On April 30th 2025, the Utrecht Gamelab and the Manchester Game Centre at Manchester Metropolitan University collaborated on a first-of-its-kind hybrid three-hour co-design workshop, building on the work of Chloe Germaine and Paul Wake on ‘game hacking’ and the ‘franchise hacking’ technique developed by the Utrecht Game Lab on the basis of Germaine and Wake’s earlier work to experiment with re-designing Magic: The Gathering (MTG) as a medium for climate education.
The workshop builds on earlier collaborations using the same methodology, e.g. with the Wageningen University Games Hub, but this was the first fully hybrid application, using MS Teams in conjunction with a digital workflow developed by the Utrecht Game Lab to playtest and co-design custom MTG cards and card decks related to climate threats and sustainable futures. At the same time, it served as a trial run for a similar workshop the team from Manchester and Utrecht will organize at UK Games Expo, one of the biggest analogue game trade shows in Europe, later in May 2025.

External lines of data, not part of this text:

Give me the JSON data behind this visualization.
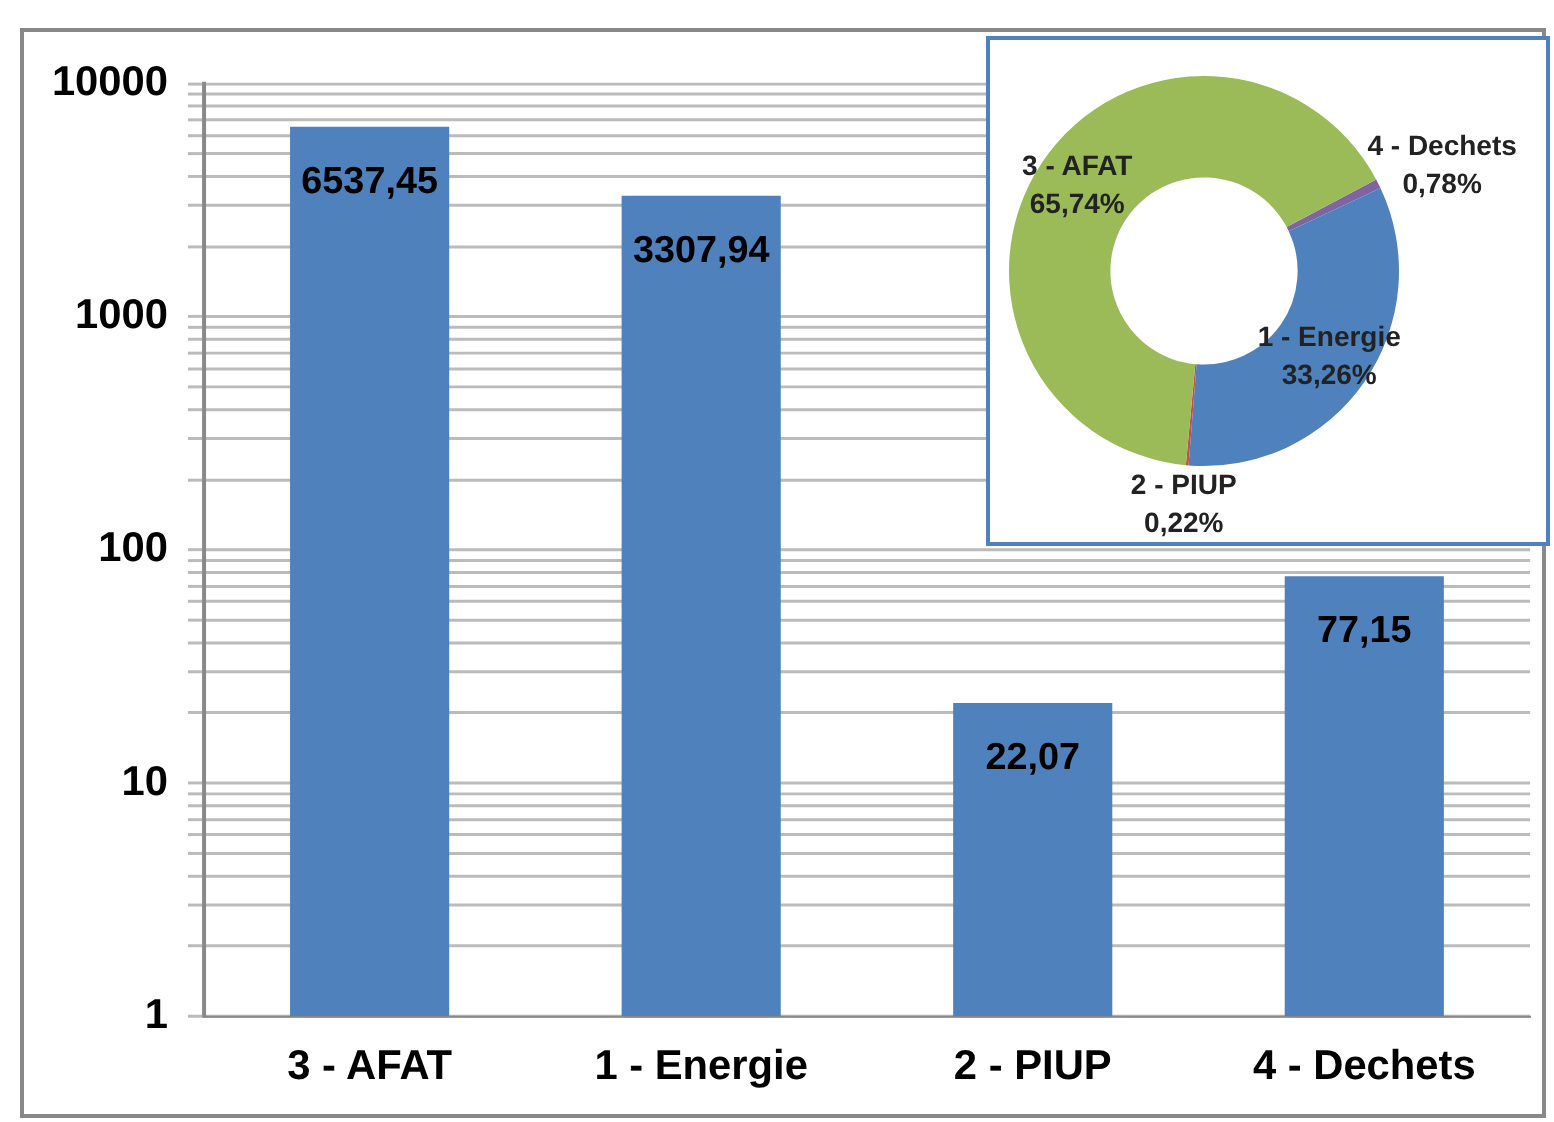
{
  "chart_data": [
    {
      "type": "bar",
      "log": "y",
      "categories": [
        "3 - AFAT",
        "1 - Energie",
        "2 - PIUP",
        "4 - Dechets"
      ],
      "values": [
        6537.45,
        3307.94,
        22.07,
        77.15
      ],
      "value_labels": [
        "6537,45",
        "3307,94",
        "22,07",
        "77,15"
      ],
      "color": "#4f81bd",
      "ylim": [
        1,
        10000
      ],
      "yticks": [
        1,
        {
          "value": 2,
          "label": null
        },
        {
          "value": 3,
          "label": null
        },
        {
          "value": 4,
          "label": null
        },
        {
          "value": 5,
          "label": null
        },
        {
          "value": 6,
          "label": null
        },
        {
          "value": 7,
          "label": null
        },
        {
          "value": 8,
          "label": null
        },
        {
          "value": 9,
          "label": null
        },
        10,
        {
          "value": 20,
          "label": null
        },
        {
          "value": 30,
          "label": null
        },
        {
          "value": 40,
          "label": null
        },
        {
          "value": 50,
          "label": null
        },
        {
          "value": 60,
          "label": null
        },
        {
          "value": 70,
          "label": null
        },
        {
          "value": 80,
          "label": null
        },
        {
          "value": 90,
          "label": null
        },
        100,
        {
          "value": 200,
          "label": null
        },
        {
          "value": 300,
          "label": null
        },
        {
          "value": 400,
          "label": null
        },
        {
          "value": 500,
          "label": null
        },
        {
          "value": 600,
          "label": null
        },
        {
          "value": 700,
          "label": null
        },
        {
          "value": 800,
          "label": null
        },
        {
          "value": 900,
          "label": null
        },
        1000,
        {
          "value": 2000,
          "label": null
        },
        {
          "value": 3000,
          "label": null
        },
        {
          "value": 4000,
          "label": null
        },
        {
          "value": 5000,
          "label": null
        },
        {
          "value": 6000,
          "label": null
        },
        {
          "value": 7000,
          "label": null
        },
        {
          "value": 8000,
          "label": null
        },
        {
          "value": 9000,
          "label": null
        },
        10000
      ],
      "grid": "y",
      "legend": false
    },
    {
      "type": "donut",
      "categories": [
        "4 - Dechets",
        "1 - Energie",
        "2 - PIUP",
        "3 - AFAT"
      ],
      "values": [
        0.78,
        33.26,
        0.22,
        65.74
      ],
      "value_labels": [
        "0,78%",
        "33,26%",
        "0,22%",
        "65,74%"
      ],
      "colors": [
        "#8064a2",
        "#4f81bd",
        "#c0504d",
        "#9bbb59"
      ],
      "legend": false
    }
  ]
}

After playtesting existing and custom nature-themed MTG decks and a short plenary discussion about representations of natural phenomena in the ‘procedural language’ – i.e. the distinctive rules, card types and game mechanics – of MTG, the group collaboratively designed a few cards via an online Google worksheet. Being able to see the data translated into cards in real time using the freely available software tool NanDeck provided the necessary experience and confidence for participants in Manchester and Utrecht to work on their own cards designs. The exploratory workshop concluded with a discussion of the newly created cards, the underlying themes and experiences they speak to and reflections on how they could be incorporated into existing ecocritical decks or new deck concepts to more deeply explore a specific topic.
Despite the short timeframe and packed schedule, several interesting observations emerged from the experiment. For example, a few cards reflected distinct experiences of one of the two groups and their local/national context, like the problems dog owners face with the pervasive use of artificial grass in many bigger cities in the UK. Other cards addressed more personal but nonetheless common experiences like ‘doomscrolling’, i.e. the constant distraction coming from a deluge of poorly structured information consumed online (which problematizes climate communication and action). Yet other cards were informed by professional background, e.g. a card called ‘Concrete Slab’ created by a participant with experience in architecture and construction. One group even defined ‘pollute’ as a new keyword – in line with dozens of existing MTG keywords that alter card interactions and game rules – and created several cards using that mechanics, e.g. deliberately polluting the opponent’s ‘lands’ to disrupt their strategies.




While the workshop only afforded time for a first design pass, the concluding discussion emphasized that these cards should serve as a conversation starter, prompting alternative versions as well as discussions about differences between both groups’ local knowledges and how the game may provide useful ‘vocabulary’ to playfully explore them further.